Monday, 23 April 2012


Following a four day intensive course in aerial harness dance, I met my dear friend Nicola at Gatwick airport and flew to Knock. Another friend drove us back to Nic's current residence - a beautiful little yoga studio retreat type affair, with hot tub, sauna, amazing views etc - and we settled in for some serious relaxing. Whereupon, I was promptly stuck down with sciatica.
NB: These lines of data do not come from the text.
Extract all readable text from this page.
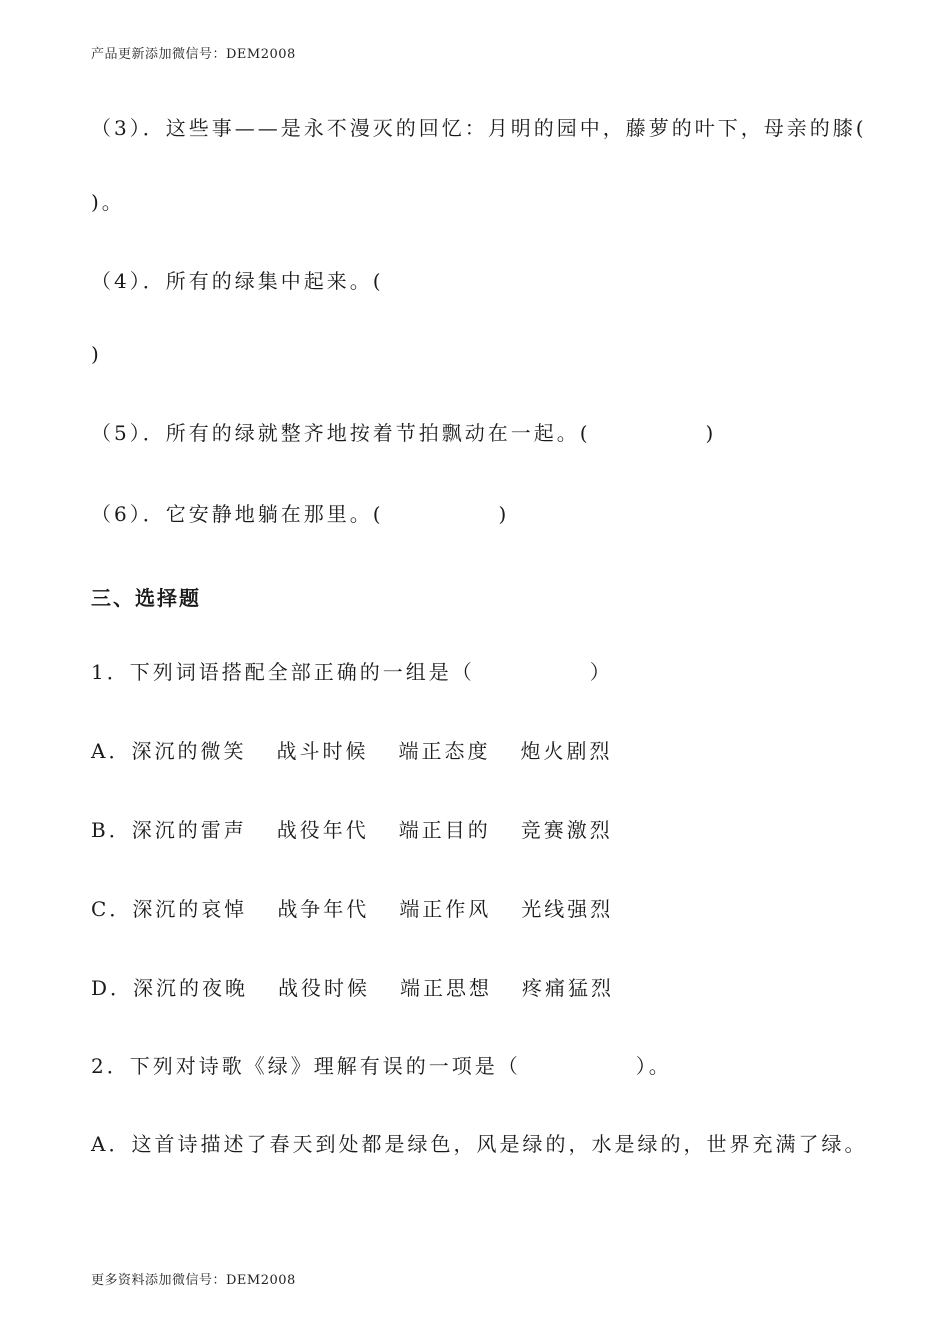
产品更新添加微信号：DEM2008
（3）．这些事——是永不漫灭的回忆：月明的园中，藤萝的叶下，母亲的膝(
)。
（4）．所有的绿集中起来。(
)
（5）．所有的绿就整齐地按着节拍飘动在一起。(　　　　　)
（6）．它安静地躺在那里。(　　　　　)
三、选择题
1．下列词语搭配全部正确的一组是（　　　　　）
A．深沉的微笑 战斗时候 端正态度 炮火剧烈
B．深沉的雷声 战役年代 端正目的 竞赛激烈
C．深沉的哀悼 战争年代 端正作风 光线强烈
D．深沉的夜晚 战役时候 端正思想 疼痛猛烈
2．下列对诗歌《绿》理解有误的一项是（　　　　　）。
A．这首诗描述了春天到处都是绿色，风是绿的，水是绿的，世界充满了绿。
更多资料添加微信号：DEM2008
Now, I've never had it before, although my sports massage guy had been warning me for sometime that if my back muscles didn't slacken off I was in danger of developing it. It is a shocking pain. I've been very fortunate in my life to be born with a healthy body and to have avoided major accidents, so the worst pain I'm familiar with is menstrual which, for me, ranges from an annoyance to having to do some more serious meditative breathing.
Sciatica is a bright white stabbing/shooting pain that never quite goes away. It made me catch my breath, stopped me sleeping and meant I couldn't really walk for three days. It was very lucky that I had Nic to care for me, and that I didn't have anything I needed to get done - I was officially on holiday.

I've being doing a lot of reading about pain experience as part of my dissertation. The author Ariel Glucklich introduced me to the idea that pain is experienced very differently depending on its context, or the way it is being understood.
So, you might understand a pain to be a punishment from God. You might frame it as a healing, cleansing pain. You might be getting a tattoo done and be experiencing the stinging burn as exciting. In aerial I experience pain as potentially transformative - if I bear with it, I will be stronger.
It seems, in certain circumstances, how we frame our pain can genuinely alter the physical, embodied experience of it. 

So, although the initial intensity of my sciatica has gradually subsided, I've not trained in aerial for three weeks. I think that is the longest I've ever had off since I began two and a half years ago. The interesting thing was I didn't miss it nearly as much as I thought I would have. What made me sad (and slightly panicky) was insomnia, pain inspired midnight thoughts of never being able to comfortably go for all day walks again.
It made me realise that all day walks in sun, rain, snow, whatever nature has on that day, are what I love the very most about being mobile and fit.

In this instance, pain brought my priorities sharply and unexpectedly into focus for me, for which I am oddly grateful.